Jody Lee Lipes : Comme beaucoup de choses sur cette série, c’a été le fruit d’une longue, longue genèse. La bibliothèque est le premier décor que nous avons repéré. Je suis arrivé sur le projet la 1e semaine de janvier 2019, et lors de mon 1er ou 2e jour, on est allé voir cette bibliothèque. Je n’avais encore jamais travaillé avec Derek sur un projet long, on avait fait une pub ensemble. J’étais encore en train d’essayer de le cerner et de comprendre ce qu’il cherchait, ce qu’était la série. Nous sommes allés ensemble sur ce décor et j’ai pris un tas de photos. Je lui lançais des idées, mais on ne s’est mis d’accord sur rien à la fin de ce voyage. Je me sentais un peu mal à l’aise à ce moment-là, parce que j’avais l’impression de ne pas avoir trouvé de solution. Je n’avais pas encore compris qu’il n’y a pas vraiment de solution avec Derek. Pour lui, il s’agit de réagir à ce qui se passe sur le moment, et d’apprendre de ce qui est en train de se dérouler sous ses yeux. Il faut tout jeter pour en faire quelque chose de mieux quand on trouve cette chose inattendue. Quand on travaille comme ça, le planning peut être un ennemi.
Je me souviens très bien de Derek disant, sur ce premier repérage, « C’est comme si on voyait l’Hudson par les fenêtres. Et si on commençait sur l’eau ? » L’eau est très importante dans cette histoire. On est revenu sur ce décor plusieurs fois, mais on n’a pas tourné cette scène avant la dernière semaine de tournage, environ dix mois après cette première visite. Nous avons beaucoup appris entretemps, mais tout de même, ce jour-là, je ne me figurais pas ce que nous allions faire. Mais ce n’est pas une mauvaise chose. En fait, je pense que c’est la raison pour laquelle Derek est un cinéaste si spécial : il reste l’esprit ouvert jusqu’à la dernière seconde, jusqu’à ce que ça tourne. Et même pendant que ça tourne il est prêt à changer les choses. Je pense que c’est de là que viennent l’humanité et la magie de son travail.

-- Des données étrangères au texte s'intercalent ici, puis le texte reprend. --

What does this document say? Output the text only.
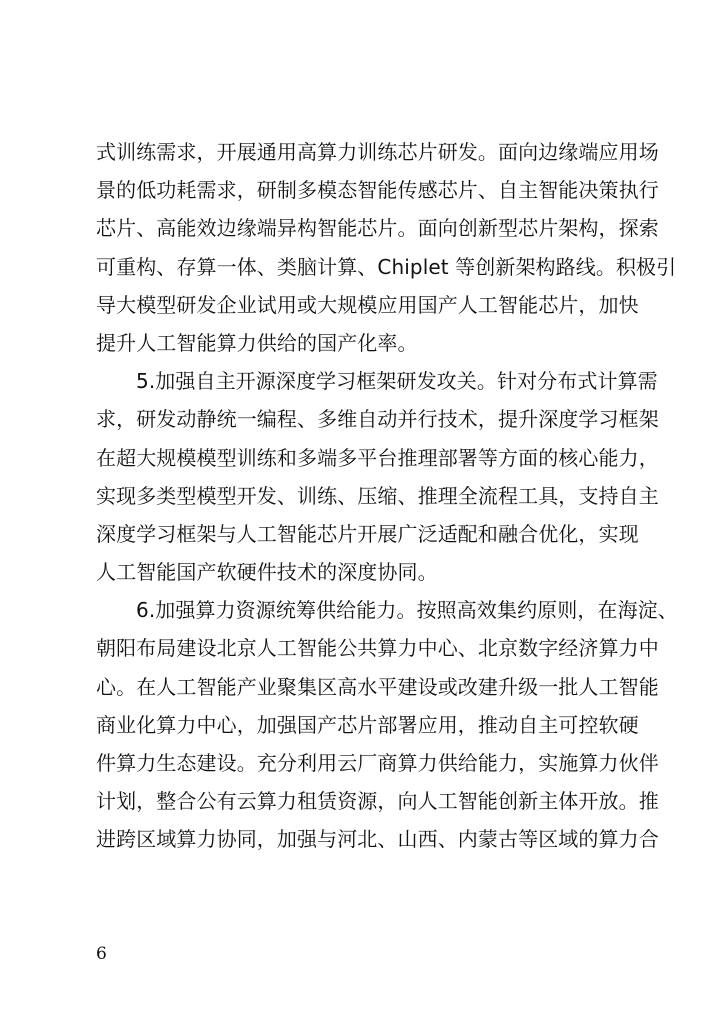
式训练需求，开展通用高算力训练芯片研发。面向边缘端应用场
景的低功耗需求，研制多模态智能传感芯片、自主智能决策执行
芯片、高能效边缘端异构智能芯片。面向创新型芯片架构，探索
可重构、存算一体、类脑计算、Chiplet 等创新架构路线。积极引
导大模型研发企业试用或大规模应用国产人工智能芯片，加快
提升人工智能算力供给的国产化率。
5.加强自主开源深度学习框架研发攻关。针对分布式计算需
求，研发动静统一编程、多维自动并行技术，提升深度学习框架
在超大规模模型训练和多端多平台推理部署等方面的核心能力，
实现多类型模型开发、训练、压缩、推理全流程工具，支持自主
深度学习框架与人工智能芯片开展广泛适配和融合优化，实现
人工智能国产软硬件技术的深度协同。
6.加强算力资源统筹供给能力。按照高效集约原则，在海淀、
朝阳布局建设北京人工智能公共算力中心、北京数字经济算力中
心。在人工智能产业聚集区高水平建设或改建升级一批人工智能
商业化算力中心，加强国产芯片部署应用，推动自主可控软硬
件算力生态建设。充分利用云厂商算力供给能力，实施算力伙伴
计划，整合公有云算力租赁资源，向人工智能创新主体开放。推
进跨区域算力协同，加强与河北、山西、内蒙古等区域的算力合
6
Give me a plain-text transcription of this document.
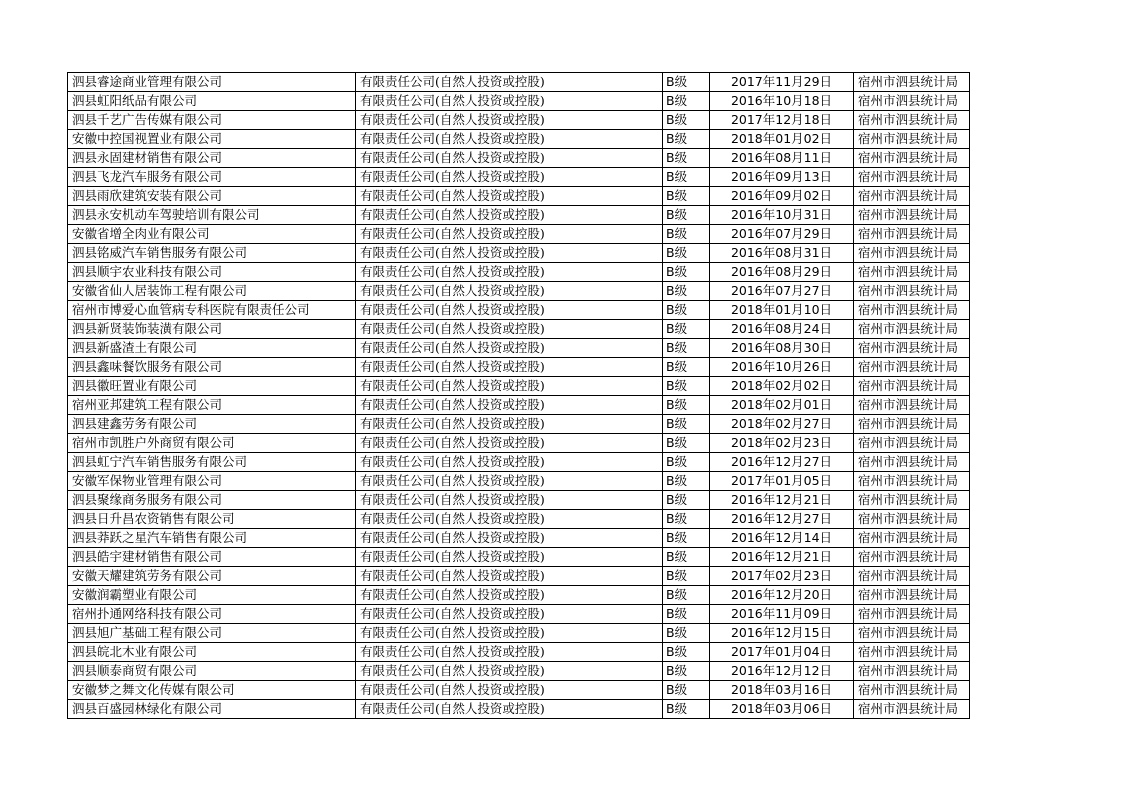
泗县睿途商业管理有限公司	有限责任公司(自然人投资或控股)	B级	2017年11月29日	宿州市泗县统计局
泗县虹阳纸品有限公司	有限责任公司(自然人投资或控股)	B级	2016年10月18日	宿州市泗县统计局
泗县千艺广告传媒有限公司	有限责任公司(自然人投资或控股)	B级	2017年12月18日	宿州市泗县统计局
安徽中控国视置业有限公司	有限责任公司(自然人投资或控股)	B级	2018年01月02日	宿州市泗县统计局
泗县永固建材销售有限公司	有限责任公司(自然人投资或控股)	B级	2016年08月11日	宿州市泗县统计局
泗县飞龙汽车服务有限公司	有限责任公司(自然人投资或控股)	B级	2016年09月13日	宿州市泗县统计局
泗县雨欣建筑安装有限公司	有限责任公司(自然人投资或控股)	B级	2016年09月02日	宿州市泗县统计局
泗县永安机动车驾驶培训有限公司	有限责任公司(自然人投资或控股)	B级	2016年10月31日	宿州市泗县统计局
安徽省增全肉业有限公司	有限责任公司(自然人投资或控股)	B级	2016年07月29日	宿州市泗县统计局
泗县铭威汽车销售服务有限公司	有限责任公司(自然人投资或控股)	B级	2016年08月31日	宿州市泗县统计局
泗县顺宇农业科技有限公司	有限责任公司(自然人投资或控股)	B级	2016年08月29日	宿州市泗县统计局
安徽省仙人居装饰工程有限公司	有限责任公司(自然人投资或控股)	B级	2016年07月27日	宿州市泗县统计局
宿州市博爱心血管病专科医院有限责任公司	有限责任公司(自然人投资或控股)	B级	2018年01月10日	宿州市泗县统计局
泗县新贤装饰装潢有限公司	有限责任公司(自然人投资或控股)	B级	2016年08月24日	宿州市泗县统计局
泗县新盛渣土有限公司	有限责任公司(自然人投资或控股)	B级	2016年08月30日	宿州市泗县统计局
泗县鑫味餐饮服务有限公司	有限责任公司(自然人投资或控股)	B级	2016年10月26日	宿州市泗县统计局
泗县徽旺置业有限公司	有限责任公司(自然人投资或控股)	B级	2018年02月02日	宿州市泗县统计局
宿州亚邦建筑工程有限公司	有限责任公司(自然人投资或控股)	B级	2018年02月01日	宿州市泗县统计局
泗县建鑫劳务有限公司	有限责任公司(自然人投资或控股)	B级	2018年02月27日	宿州市泗县统计局
宿州市凯胜户外商贸有限公司	有限责任公司(自然人投资或控股)	B级	2018年02月23日	宿州市泗县统计局
泗县虹宁汽车销售服务有限公司	有限责任公司(自然人投资或控股)	B级	2016年12月27日	宿州市泗县统计局
安徽军保物业管理有限公司	有限责任公司(自然人投资或控股)	B级	2017年01月05日	宿州市泗县统计局
泗县聚缘商务服务有限公司	有限责任公司(自然人投资或控股)	B级	2016年12月21日	宿州市泗县统计局
泗县日升昌农资销售有限公司	有限责任公司(自然人投资或控股)	B级	2016年12月27日	宿州市泗县统计局
泗县莽跃之星汽车销售有限公司	有限责任公司(自然人投资或控股)	B级	2016年12月14日	宿州市泗县统计局
泗县皓宇建材销售有限公司	有限责任公司(自然人投资或控股)	B级	2016年12月21日	宿州市泗县统计局
安徽天耀建筑劳务有限公司	有限责任公司(自然人投资或控股)	B级	2017年02月23日	宿州市泗县统计局
安徽润霸塑业有限公司	有限责任公司(自然人投资或控股)	B级	2016年12月20日	宿州市泗县统计局
宿州扑通网络科技有限公司	有限责任公司(自然人投资或控股)	B级	2016年11月09日	宿州市泗县统计局
泗县旭广基础工程有限公司	有限责任公司(自然人投资或控股)	B级	2016年12月15日	宿州市泗县统计局
泗县皖北木业有限公司	有限责任公司(自然人投资或控股)	B级	2017年01月04日	宿州市泗县统计局
泗县顺泰商贸有限公司	有限责任公司(自然人投资或控股)	B级	2016年12月12日	宿州市泗县统计局
安徽梦之舞文化传媒有限公司	有限责任公司(自然人投资或控股)	B级	2018年03月16日	宿州市泗县统计局
泗县百盛园林绿化有限公司	有限责任公司(自然人投资或控股)	B级	2018年03月06日	宿州市泗县统计局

Pour un membre plus technique dans l’équipe, c’est beaucoup de tension pour être prêt et disposer des outils dont on a besoin pour faire tout ce qui est prévu dans le temps imparti, mais en même temps on se dit « je ne veux pas prendre de décision tout de suite, parce que ça pourrait nous empêcher de trouver quelque chose de mieux. » C’est un amalgame étrange d’organisation et de non-organisation, de profonde connaissance de la série tout en parvenant à oublier ce qu’on sait, tout ça pour parvenir là où on ressent ce que les films de Derek font ressentir.
Fillmmaker : Est-ce que votre usage des zooms était prémédité avec Derek, où est-ce qu’ils se sont imposés dans le langage du film organiquement, pendant le tournage ?
Lipes : J’ai déjà beaucoup travaillé avec des zooms. Alors que j’apprenais à connaître Derek, je lui ai demandé s’il voulait un zoom et il a dit qu’il ne zoomait pas. Quelques jours plus tard et il m’a dit « en fait, tu devrais prendre un zoom. » Les zooms ont été un élément important de ce qu’on a tourné le 1er jour, qui est la scène dans l’épisode 2 où Dominick rend visite au Dr Patel pour la 1e fois, une scène de dialogues de 19 pages. La façon dont nous les avons utilisés n’a pas été entièrement réfléchie, ce qui, je pense, est peut-être le fil conducteur de cette conversation. (rires)
Nous n’avons utilisé des zooms avant que sur les trois ou quatre premiers mois de tournage. Derek disait « on ne fait que des zooms avant sur cette série ! jamais de zoom arrière ! » (rires). Mais sur un plan on a fini par faire un zoom arrière et, comme il a beaucoup aimé ça, on en a fait d’autres. Ça a évolué. Derek a un goût et un sens des gens incroyables. Il est capable de manier ces outils d’une manière qui sert l’histoire d’une manière très humaine. Le zoom est juste devenu un de ces outils.
Fillmmaker : Il y a un beau zoom arrière au début de l’épisode 2, pendant un flashback avec les frères enfants. Ils sont en sortie scolaire à la Statue de la Liberté, mais Dominick doit rester derrière sur le quai parce que Thomas a un accident. Le plan commence sur la statue, puis s’élargit entre les frères pour créer cette composition triangulaire.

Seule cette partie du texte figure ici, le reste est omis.